Bağışçı listesi daha çok uzun; özetlemek gerekirse imparatorluk başkentinin zenginleri, özellikle de Katolik kesimi, Artigiana'yı hiç yalnız bırakmamışlardı. Öte yandan Avusturya Kraliçesi, Arşidük François Charles, Arşidük Maximilien, Bavyera Kralı, Kolonya Başpiskoposu da burayı unutmamışlardı.
1896'da doğup 1981'de ölen Gabriel Couteaux ise, hayatın kendisine sunduğu zenginlikleri Artigiana'nın sakinleriyle uzun süre paylaşmış, yıllar boyunca kurumun hamiliğini yapmış, 1966-67'de, eski binanın yerine yenisinin yapılmasına ön ayak olmuştu. Artigiana, 1970 yılında bir kararnameyle "İhtiyarlara Mahsus Cemiyeti Hayriye Derneği" olarak adı tescil edilen ve başkanlığını bugün Fortunato Maresia'nın yaptığı bir dernek tarafından idare ediliyor.
Yangında kurtarılacaklar
Ben yüz yaşına yaklaştığını duyduğum Vera Pussich'i görmek üzere gitmiştim Artigiana'ya. Onunla konuşmak, daha çok da onu; yüzyılın başından beri İstanbul'da yaşananların canlı bir tanığını dinlemek için. Kapıdakiler, Vera Pussich'in revirde olduğunu söylediler. Tarif edilen yoldan koridora daldım. Sol taraftaki kapıların üstünde odaların sahiplerinin isimleri. Zirekyants. Borciç. Nesim. Timyanos.
Bir zamanların rengârenk ve karmaşık koca imparatorluk şehrine ait, çoktan geride kalmış bir mevsimin son kuşları. Ve sağda bir liste. Yangında ilk kurtarılacaklar, demişler başa. Ve altına da birtakım isimler yazmışlar.
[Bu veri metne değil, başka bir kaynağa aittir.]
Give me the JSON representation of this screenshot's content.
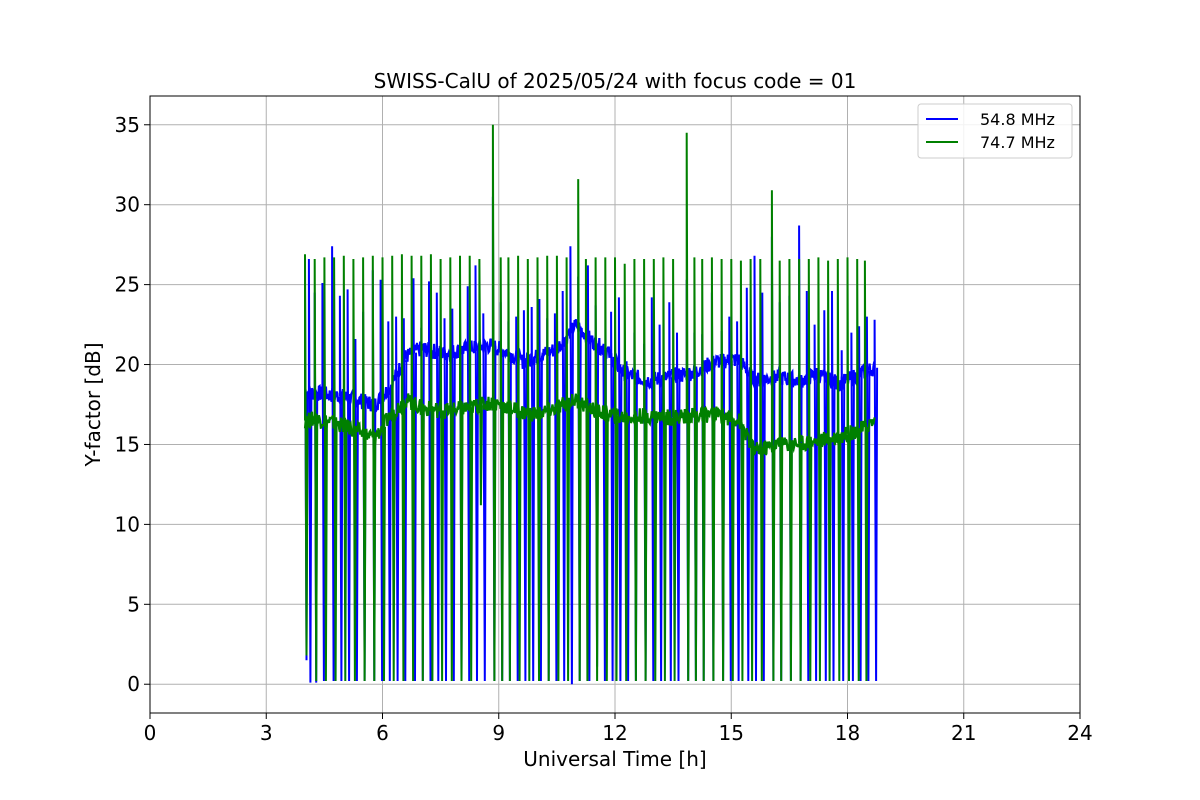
{
  "chart_data": {
    "type": "line",
    "title": "SWISS-CalU of 2025/05/24 with focus code = 01",
    "xlabel": "Universal Time [h]",
    "ylabel": "Y-factor [dB]",
    "xlim": [
      0,
      24
    ],
    "ylim": [
      -1.8,
      36.8
    ],
    "xticks": [
      0,
      3,
      6,
      9,
      12,
      15,
      18,
      21,
      24
    ],
    "yticks": [
      0,
      5,
      10,
      15,
      20,
      25,
      30,
      35
    ],
    "grid": true,
    "legend_position": "top-right",
    "baseline_knots": [
      {
        "x": [
          4.0,
          4.3,
          5.0,
          5.8,
          6.2,
          6.6,
          7.0,
          7.6,
          8.2,
          8.8,
          9.2,
          9.6,
          10.0,
          10.5,
          11.0,
          11.4,
          11.8,
          12.2,
          12.8,
          13.4,
          14.0,
          14.6,
          15.2,
          15.6,
          16.2,
          16.8,
          17.2,
          17.8,
          18.4,
          18.7
        ],
        "y": [
          18.3,
          18.2,
          18.0,
          17.5,
          18.6,
          20.5,
          21.0,
          20.7,
          21.0,
          21.2,
          20.8,
          20.2,
          20.5,
          21.0,
          22.5,
          21.5,
          20.8,
          19.5,
          19.0,
          19.2,
          19.5,
          20.2,
          20.3,
          19.0,
          19.2,
          19.0,
          19.4,
          18.8,
          19.5,
          19.8
        ]
      },
      {
        "x": [
          4.0,
          4.3,
          5.0,
          5.8,
          6.2,
          6.6,
          7.0,
          7.6,
          8.2,
          8.8,
          9.2,
          9.6,
          10.0,
          10.5,
          11.0,
          11.4,
          11.8,
          12.2,
          12.8,
          13.4,
          14.0,
          14.6,
          15.2,
          15.6,
          16.2,
          16.8,
          17.2,
          17.8,
          18.4,
          18.7
        ],
        "y": [
          16.5,
          16.6,
          16.2,
          15.4,
          16.8,
          17.8,
          17.3,
          17.1,
          17.3,
          17.6,
          17.4,
          17.0,
          16.9,
          17.3,
          17.8,
          17.2,
          16.9,
          16.7,
          16.8,
          16.7,
          16.8,
          16.9,
          16.5,
          14.6,
          15.0,
          15.1,
          15.2,
          15.5,
          16.0,
          16.5
        ]
      }
    ],
    "series": [
      {
        "name": "54.8 MHz",
        "color": "#0000ff",
        "spikes_x": [
          4.0,
          4.1,
          4.25,
          4.45,
          4.7,
          4.9,
          5.1,
          5.3,
          5.5,
          5.75,
          5.95,
          6.15,
          6.35,
          6.55,
          6.8,
          7.0,
          7.2,
          7.4,
          7.6,
          7.8,
          8.0,
          8.2,
          8.4,
          8.6,
          8.85,
          9.05,
          9.25,
          9.45,
          9.65,
          9.85,
          10.05,
          10.25,
          10.45,
          10.65,
          10.85,
          11.05,
          11.3,
          11.5,
          11.7,
          11.9,
          12.1,
          12.3,
          12.5,
          12.75,
          12.95,
          13.15,
          13.4,
          13.6,
          13.85,
          14.05,
          14.25,
          14.5,
          14.75,
          14.95,
          15.15,
          15.4,
          15.6,
          15.8,
          16.05,
          16.25,
          16.5,
          16.75,
          16.95,
          17.15,
          17.4,
          17.6,
          17.85,
          18.1,
          18.3,
          18.5,
          18.7
        ],
        "spikes_peak": [
          24.7,
          26.6,
          24.5,
          25.1,
          27.4,
          24.3,
          24.7,
          21.6,
          23.3,
          25.9,
          25.3,
          22.7,
          23.0,
          22.9,
          25.4,
          22.3,
          25.2,
          24.5,
          22.9,
          23.5,
          23.6,
          24.9,
          26.2,
          23.2,
          30.5,
          23.9,
          22.7,
          23.0,
          23.4,
          23.6,
          24.1,
          22.9,
          23.2,
          24.6,
          27.4,
          25.5,
          26.2,
          23.7,
          21.3,
          23.3,
          24.2,
          20.2,
          22.0,
          21.3,
          24.2,
          22.5,
          23.9,
          22.0,
          25.3,
          22.0,
          21.9,
          24.5,
          22.1,
          23.0,
          22.7,
          24.8,
          26.8,
          24.5,
          28.0,
          23.9,
          24.3,
          28.7,
          24.6,
          22.5,
          23.4,
          24.6,
          20.9,
          22.0,
          22.4,
          23.0,
          22.8
        ],
        "spikes_trough": [
          1.5,
          0.1,
          0.1,
          0.2,
          0.2,
          0.2,
          0.2,
          0.2,
          0.2,
          0.2,
          0.2,
          0.2,
          0.2,
          0.2,
          0.2,
          0.2,
          0.2,
          0.2,
          0.2,
          0.2,
          0.2,
          0.2,
          0.2,
          0.2,
          0.2,
          0.2,
          0.2,
          0.2,
          0.2,
          0.2,
          0.2,
          0.2,
          0.2,
          0.2,
          0.0,
          0.2,
          0.2,
          1.1,
          0.2,
          0.2,
          0.2,
          0.2,
          0.2,
          0.2,
          0.2,
          0.2,
          0.2,
          0.2,
          0.2,
          0.2,
          0.2,
          0.2,
          0.2,
          0.2,
          0.2,
          0.2,
          0.2,
          0.2,
          0.2,
          0.2,
          0.2,
          0.2,
          0.2,
          0.2,
          0.2,
          0.2,
          0.2,
          0.2,
          0.2,
          0.2,
          0.2
        ]
      },
      {
        "name": "74.7 MHz",
        "color": "#008000",
        "spikes_x": [
          4.0,
          4.25,
          4.5,
          4.75,
          5.0,
          5.25,
          5.5,
          5.75,
          6.0,
          6.25,
          6.5,
          6.75,
          7.0,
          7.25,
          7.5,
          7.75,
          8.0,
          8.25,
          8.5,
          8.85,
          9.05,
          9.25,
          9.5,
          9.75,
          10.0,
          10.25,
          10.5,
          10.75,
          11.05,
          11.25,
          11.5,
          11.75,
          12.0,
          12.25,
          12.5,
          12.75,
          13.0,
          13.25,
          13.5,
          13.85,
          14.05,
          14.25,
          14.5,
          14.75,
          15.0,
          15.25,
          15.5,
          15.75,
          16.05,
          16.25,
          16.5,
          16.75,
          17.0,
          17.25,
          17.5,
          17.75,
          18.0,
          18.25,
          18.45
        ],
        "spikes_peak": [
          26.9,
          26.6,
          26.7,
          26.7,
          26.8,
          26.6,
          26.7,
          26.8,
          26.7,
          26.8,
          26.9,
          26.8,
          26.8,
          26.9,
          26.6,
          26.7,
          26.8,
          26.8,
          26.6,
          35.0,
          26.7,
          26.7,
          26.8,
          26.6,
          26.7,
          26.8,
          26.8,
          26.7,
          31.6,
          26.6,
          26.7,
          26.7,
          26.7,
          26.3,
          26.6,
          26.6,
          26.6,
          26.7,
          26.6,
          34.5,
          26.7,
          26.6,
          26.7,
          26.6,
          26.6,
          26.5,
          26.6,
          26.6,
          30.9,
          26.5,
          26.6,
          26.6,
          26.6,
          26.7,
          26.5,
          26.6,
          26.7,
          26.6,
          26.5
        ],
        "spikes_trough": [
          1.8,
          0.2,
          0.2,
          0.2,
          0.2,
          0.2,
          0.2,
          0.2,
          0.2,
          0.2,
          0.2,
          0.2,
          0.2,
          0.2,
          0.2,
          0.2,
          0.2,
          0.2,
          11.2,
          0.2,
          0.2,
          0.2,
          0.2,
          0.2,
          0.2,
          0.2,
          0.2,
          0.2,
          0.2,
          0.2,
          0.2,
          0.2,
          0.2,
          0.2,
          0.2,
          0.2,
          0.2,
          0.2,
          0.2,
          0.2,
          0.2,
          0.2,
          0.2,
          0.2,
          0.2,
          0.2,
          0.2,
          0.2,
          0.2,
          0.2,
          0.2,
          0.2,
          0.2,
          0.2,
          0.2,
          0.2,
          0.2,
          0.2,
          0.2
        ]
      }
    ]
  }
}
Aklımdan, kendi adımı ekledim en sona. O an içimden bir ses dedi ki, yangından kurtarılmaya muhtaç hale geldiğimde, yalnızlıktan korkan biri olacağım. Her neyse.
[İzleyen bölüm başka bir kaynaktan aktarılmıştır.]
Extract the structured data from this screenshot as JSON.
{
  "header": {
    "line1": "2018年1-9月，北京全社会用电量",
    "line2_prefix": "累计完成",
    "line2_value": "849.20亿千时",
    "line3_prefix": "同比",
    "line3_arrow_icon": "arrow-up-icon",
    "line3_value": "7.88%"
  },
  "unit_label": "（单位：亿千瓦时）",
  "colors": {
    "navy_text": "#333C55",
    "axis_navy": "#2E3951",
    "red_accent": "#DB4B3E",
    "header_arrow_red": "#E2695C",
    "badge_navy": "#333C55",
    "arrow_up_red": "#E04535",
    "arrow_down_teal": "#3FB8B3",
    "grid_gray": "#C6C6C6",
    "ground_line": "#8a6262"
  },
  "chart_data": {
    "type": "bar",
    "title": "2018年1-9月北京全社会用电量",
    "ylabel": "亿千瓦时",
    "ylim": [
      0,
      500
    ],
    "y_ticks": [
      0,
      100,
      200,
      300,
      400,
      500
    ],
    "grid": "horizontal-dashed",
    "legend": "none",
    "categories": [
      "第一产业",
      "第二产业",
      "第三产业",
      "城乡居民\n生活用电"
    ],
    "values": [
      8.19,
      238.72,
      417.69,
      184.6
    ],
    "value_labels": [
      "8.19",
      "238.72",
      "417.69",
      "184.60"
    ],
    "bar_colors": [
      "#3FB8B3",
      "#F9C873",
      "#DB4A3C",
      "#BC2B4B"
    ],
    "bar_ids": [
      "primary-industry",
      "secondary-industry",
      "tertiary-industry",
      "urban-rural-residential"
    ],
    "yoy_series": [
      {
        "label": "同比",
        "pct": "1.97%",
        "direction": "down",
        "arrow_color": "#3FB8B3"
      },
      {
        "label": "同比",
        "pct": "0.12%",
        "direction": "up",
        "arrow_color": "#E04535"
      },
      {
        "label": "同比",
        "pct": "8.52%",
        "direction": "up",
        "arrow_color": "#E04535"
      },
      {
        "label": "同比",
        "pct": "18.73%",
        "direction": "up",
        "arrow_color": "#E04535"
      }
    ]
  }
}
Koridorun sağındaki camın önünde bir kadın oturuyordu. Beni yabancı görünce, "Kime gelmiştiniz?" diye sordu. "Vera Pussich'e" dediğimde, "Ah, çok sevindim" dedi. "Bugün sabahtan beri ona kimse gelmemişti." Yanından ayrılmak nedense içimden gelmiyordu. Birkaç saniye sonra, "İçeri girmez misiniz?" diye sordu. Odada bir büfe, bir yatak, bir kitaplık, küçük bir mutfak köşesi, bir masa vardı. Hayır. Doğrusu şu ki, bu odanın her yerinde fotoğraflar vardı. Bütün diğer eşya burada, fotoğraflar üzerlerine konabilsin diye bulunuyordu.
Gamze Hanım'ı arıyoruz
Masanın üzerinde bir Ülker takvimi yaprağı, üzerinde bir gözlük, bir de büyüteç. Sandalyeye oturmamla Rita Hanım'ın bir fotoğrafı elime uzatması bir oldu: "Sizden bir şey isteyeceğim. Nüfus Dairesi'nde bir tanıdığınız var mı?" "Maalesef yok," dedim. "Ama belki başka türlü yardımınız olabilir."
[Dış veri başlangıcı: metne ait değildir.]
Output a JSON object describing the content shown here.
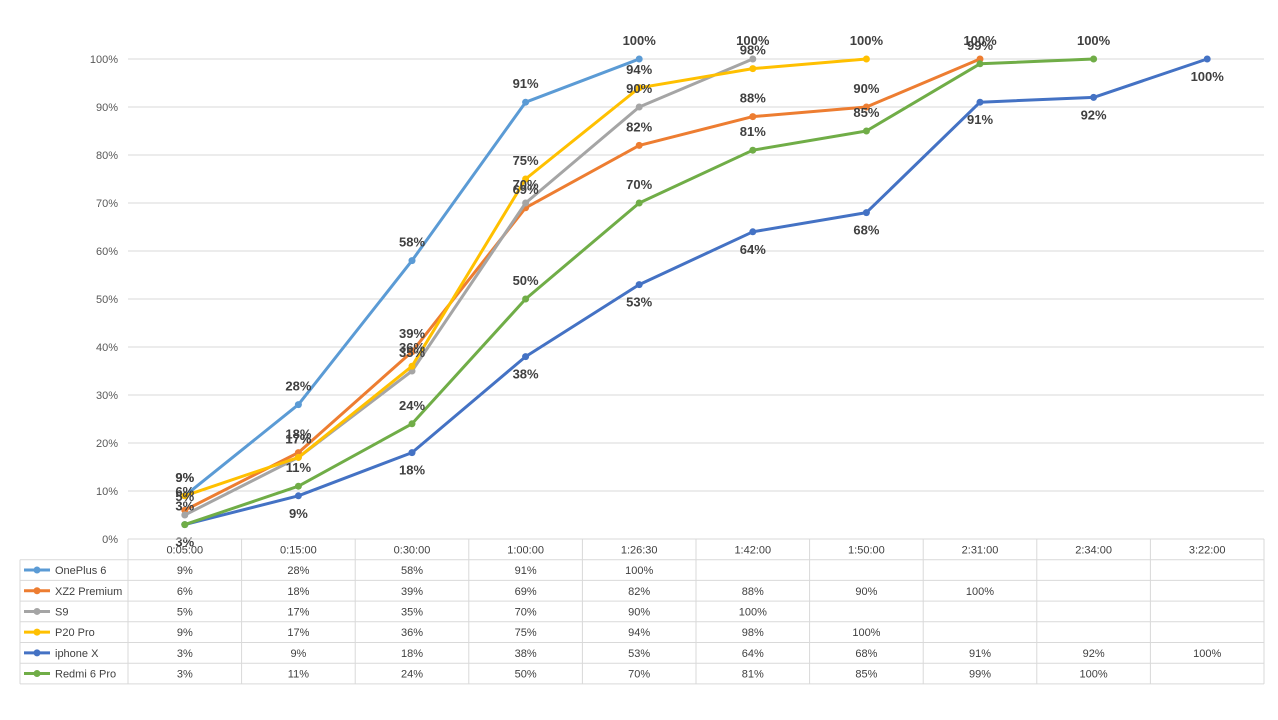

Resimde saçını yetmişli yılların modasına uygun taratmış bir gelin ve İspanyol paça pantolonlu bir damat neşeyle gülümsüyordu. "Bu benim Gamze'm" dedi Rita Hanım. Her içeri girene gösterilmeye hazır tutulan bu resimdeki Gamze, dünyayı umursamaz gibiydi. "Talat Artemel'i bilir misiniz? Tiyatrocuydu kendisi. Rahmetli oldu. Ama biz çok iyi tanışırdık. Hatta jübilesine davet ettiydi beni, bakın, şunu da bana imzaladı."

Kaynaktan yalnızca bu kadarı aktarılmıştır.